Anyway, as they say, there are only two hard things in computer science: cache invalidation and naming things. At least I’m good at invalidating all the caches.

Middle Age

The last couple of years I’ve been feeling more keenly that I’m middle-aged.

I guess it started a decade or so ago when a cow-orker of mine observed that he remembered watching Babylon 5 when he was in junior high school, whereas I was halfway through graduate school when it premiered.

Since then time has marched inexorably onwards. Most of my cow-orkers are between the ages of 30 and 40, which puts them in average half a generation younger than me. It’s enough that our cultural touchstones are just a little askew: I saw Star Wars in the theatre when it came out, while they mostly watched it on cable growing up. They grew up playing Nintendo and Sega game consoles, while I had left game consoles behind by then and was playing Apple ][ and Mac games. One of them was visibly surprised that I was born in the 60s. And, my career at Apple is almost 19 years old, which means there’s a real chance that I’ll soon have a cow-orker – an intern, perhaps – who was born after I started working there.

(This is not at all to disparage my younger cow-orkers, who I learn things from all the time!)

As I’ve been feeling these differences in age, though, I’ve started making quips about our relative ages from time to time. Some of the jokes are rooted in these different touchstones, and others are more generally about my age (“Pipe down sonny or I’ll whack you with my cane” types of jokes). It’s not that I feel old – in a lot of ways I feel better than I did 20 years ago – but it’s like I have a new perspective that I haven’t had before, and which feels weird.
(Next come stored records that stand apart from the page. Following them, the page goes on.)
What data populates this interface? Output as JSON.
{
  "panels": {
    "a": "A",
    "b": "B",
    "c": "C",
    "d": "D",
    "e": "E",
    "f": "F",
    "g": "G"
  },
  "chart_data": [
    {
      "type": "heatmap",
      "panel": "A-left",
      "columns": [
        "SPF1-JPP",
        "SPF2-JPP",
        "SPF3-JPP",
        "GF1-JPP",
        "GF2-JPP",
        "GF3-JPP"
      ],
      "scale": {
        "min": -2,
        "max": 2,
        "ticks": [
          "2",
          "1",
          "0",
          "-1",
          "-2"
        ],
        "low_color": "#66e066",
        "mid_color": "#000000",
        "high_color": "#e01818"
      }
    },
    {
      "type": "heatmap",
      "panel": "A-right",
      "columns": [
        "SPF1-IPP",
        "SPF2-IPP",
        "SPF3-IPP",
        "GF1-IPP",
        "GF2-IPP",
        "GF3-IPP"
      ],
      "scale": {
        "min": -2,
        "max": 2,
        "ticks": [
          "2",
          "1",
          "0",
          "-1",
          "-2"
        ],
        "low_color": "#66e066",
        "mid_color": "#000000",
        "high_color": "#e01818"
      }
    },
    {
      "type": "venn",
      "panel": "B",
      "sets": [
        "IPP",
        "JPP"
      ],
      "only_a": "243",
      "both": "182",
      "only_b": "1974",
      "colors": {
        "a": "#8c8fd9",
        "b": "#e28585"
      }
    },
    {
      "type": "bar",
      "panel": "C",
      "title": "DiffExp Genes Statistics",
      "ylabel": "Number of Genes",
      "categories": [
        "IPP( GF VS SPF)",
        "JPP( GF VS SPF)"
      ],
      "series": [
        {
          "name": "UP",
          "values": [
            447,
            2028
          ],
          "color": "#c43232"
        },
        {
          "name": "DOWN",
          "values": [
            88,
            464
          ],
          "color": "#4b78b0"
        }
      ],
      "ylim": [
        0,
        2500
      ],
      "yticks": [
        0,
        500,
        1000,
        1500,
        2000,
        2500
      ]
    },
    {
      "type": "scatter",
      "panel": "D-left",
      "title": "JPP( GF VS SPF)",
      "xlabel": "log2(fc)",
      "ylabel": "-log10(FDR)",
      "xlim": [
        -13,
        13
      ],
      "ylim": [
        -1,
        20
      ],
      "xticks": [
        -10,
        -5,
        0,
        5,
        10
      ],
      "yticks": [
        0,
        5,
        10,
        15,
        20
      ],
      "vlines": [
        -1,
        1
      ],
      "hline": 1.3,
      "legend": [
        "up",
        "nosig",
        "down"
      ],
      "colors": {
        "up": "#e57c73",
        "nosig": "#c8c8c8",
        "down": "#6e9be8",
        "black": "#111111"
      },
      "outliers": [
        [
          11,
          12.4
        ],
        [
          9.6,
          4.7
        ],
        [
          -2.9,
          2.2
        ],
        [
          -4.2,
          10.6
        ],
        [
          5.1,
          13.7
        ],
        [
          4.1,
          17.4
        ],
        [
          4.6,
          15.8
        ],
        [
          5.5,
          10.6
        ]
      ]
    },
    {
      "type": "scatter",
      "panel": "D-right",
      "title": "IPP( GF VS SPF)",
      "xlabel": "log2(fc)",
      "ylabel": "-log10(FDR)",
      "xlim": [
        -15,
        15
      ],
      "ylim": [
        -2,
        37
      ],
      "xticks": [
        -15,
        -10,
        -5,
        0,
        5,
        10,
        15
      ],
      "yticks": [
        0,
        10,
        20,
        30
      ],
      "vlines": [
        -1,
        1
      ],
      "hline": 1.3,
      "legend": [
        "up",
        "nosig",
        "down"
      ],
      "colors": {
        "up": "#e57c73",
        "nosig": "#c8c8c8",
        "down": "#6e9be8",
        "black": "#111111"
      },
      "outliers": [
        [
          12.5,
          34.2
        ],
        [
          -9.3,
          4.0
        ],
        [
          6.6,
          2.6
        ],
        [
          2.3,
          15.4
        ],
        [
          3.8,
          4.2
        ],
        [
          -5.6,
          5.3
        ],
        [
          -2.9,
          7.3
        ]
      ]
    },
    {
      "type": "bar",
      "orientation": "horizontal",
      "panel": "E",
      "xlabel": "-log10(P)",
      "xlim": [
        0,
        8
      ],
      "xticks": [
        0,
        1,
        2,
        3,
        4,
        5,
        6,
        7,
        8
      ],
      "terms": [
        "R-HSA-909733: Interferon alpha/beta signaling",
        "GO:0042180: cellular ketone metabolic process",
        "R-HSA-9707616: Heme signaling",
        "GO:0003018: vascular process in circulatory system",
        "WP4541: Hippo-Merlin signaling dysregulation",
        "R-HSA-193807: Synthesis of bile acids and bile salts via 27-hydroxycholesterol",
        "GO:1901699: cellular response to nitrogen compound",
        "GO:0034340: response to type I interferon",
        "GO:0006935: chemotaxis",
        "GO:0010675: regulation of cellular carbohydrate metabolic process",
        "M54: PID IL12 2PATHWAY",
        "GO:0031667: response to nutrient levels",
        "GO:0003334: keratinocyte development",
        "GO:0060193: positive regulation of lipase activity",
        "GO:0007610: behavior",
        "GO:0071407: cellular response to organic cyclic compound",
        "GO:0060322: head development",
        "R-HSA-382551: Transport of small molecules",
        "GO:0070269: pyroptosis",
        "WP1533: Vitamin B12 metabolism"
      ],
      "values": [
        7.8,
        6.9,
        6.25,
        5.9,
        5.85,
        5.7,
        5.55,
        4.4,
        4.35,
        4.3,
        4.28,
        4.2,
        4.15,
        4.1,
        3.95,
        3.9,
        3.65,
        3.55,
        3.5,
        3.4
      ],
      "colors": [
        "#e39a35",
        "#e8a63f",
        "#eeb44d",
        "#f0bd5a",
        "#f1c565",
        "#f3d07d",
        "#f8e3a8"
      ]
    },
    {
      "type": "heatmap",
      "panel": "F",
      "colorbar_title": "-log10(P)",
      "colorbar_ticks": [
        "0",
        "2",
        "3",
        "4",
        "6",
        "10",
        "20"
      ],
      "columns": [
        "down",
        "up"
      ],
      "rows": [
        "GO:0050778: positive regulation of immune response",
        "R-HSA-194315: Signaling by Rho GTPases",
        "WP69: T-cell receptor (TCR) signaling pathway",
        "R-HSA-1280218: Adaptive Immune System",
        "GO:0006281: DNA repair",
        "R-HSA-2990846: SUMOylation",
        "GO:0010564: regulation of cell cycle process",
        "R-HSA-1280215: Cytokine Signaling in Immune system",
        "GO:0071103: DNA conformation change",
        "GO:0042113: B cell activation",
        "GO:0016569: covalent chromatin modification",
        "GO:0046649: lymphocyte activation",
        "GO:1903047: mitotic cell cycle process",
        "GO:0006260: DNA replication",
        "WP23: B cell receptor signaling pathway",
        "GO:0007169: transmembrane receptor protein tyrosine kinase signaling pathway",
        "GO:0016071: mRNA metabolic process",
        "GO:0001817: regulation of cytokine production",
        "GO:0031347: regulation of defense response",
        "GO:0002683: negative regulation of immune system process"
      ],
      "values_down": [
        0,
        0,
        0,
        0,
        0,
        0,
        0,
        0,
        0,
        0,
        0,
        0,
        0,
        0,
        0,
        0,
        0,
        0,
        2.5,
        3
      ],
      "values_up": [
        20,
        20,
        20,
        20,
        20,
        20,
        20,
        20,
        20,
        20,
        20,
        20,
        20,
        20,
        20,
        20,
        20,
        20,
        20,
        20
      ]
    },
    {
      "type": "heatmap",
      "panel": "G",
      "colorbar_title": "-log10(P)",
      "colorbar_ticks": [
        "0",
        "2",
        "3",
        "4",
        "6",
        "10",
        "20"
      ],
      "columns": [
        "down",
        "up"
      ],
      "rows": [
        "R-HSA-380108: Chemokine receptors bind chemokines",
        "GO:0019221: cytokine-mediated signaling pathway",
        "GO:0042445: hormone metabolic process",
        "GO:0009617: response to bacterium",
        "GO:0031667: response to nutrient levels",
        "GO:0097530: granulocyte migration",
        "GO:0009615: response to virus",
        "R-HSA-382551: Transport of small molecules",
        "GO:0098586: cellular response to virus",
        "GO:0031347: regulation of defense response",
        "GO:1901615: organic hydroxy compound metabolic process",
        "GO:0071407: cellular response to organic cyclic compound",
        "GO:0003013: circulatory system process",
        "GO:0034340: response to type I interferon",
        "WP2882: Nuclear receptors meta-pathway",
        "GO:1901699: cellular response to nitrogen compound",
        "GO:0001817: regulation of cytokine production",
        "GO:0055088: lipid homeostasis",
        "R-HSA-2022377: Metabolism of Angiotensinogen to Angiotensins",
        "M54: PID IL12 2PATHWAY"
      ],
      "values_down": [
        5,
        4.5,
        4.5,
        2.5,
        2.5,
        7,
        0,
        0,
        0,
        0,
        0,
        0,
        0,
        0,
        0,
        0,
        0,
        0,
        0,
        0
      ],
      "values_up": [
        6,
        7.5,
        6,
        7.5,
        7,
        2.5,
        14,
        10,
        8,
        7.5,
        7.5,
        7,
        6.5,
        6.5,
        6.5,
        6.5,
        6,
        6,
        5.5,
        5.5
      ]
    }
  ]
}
I’ve been feeling a little – something, guilty? Unjustified? – in making these jokes. I don’t necessarily believe that talking this way is a self-fulfilling prophecy, but it’s been making me a little uneasy. So my plan – my resolution, if you will – is not to make jokes like those this year. There’s a gray area, since I don’t think it’s feasible for me to just ignore or never mention these differences, but to the extent that not talking about them leads to me not thinking about or feeling being middle-aged, I think that’s a good thing.

I’m sure age will announce itself to me in due time, without any help from me.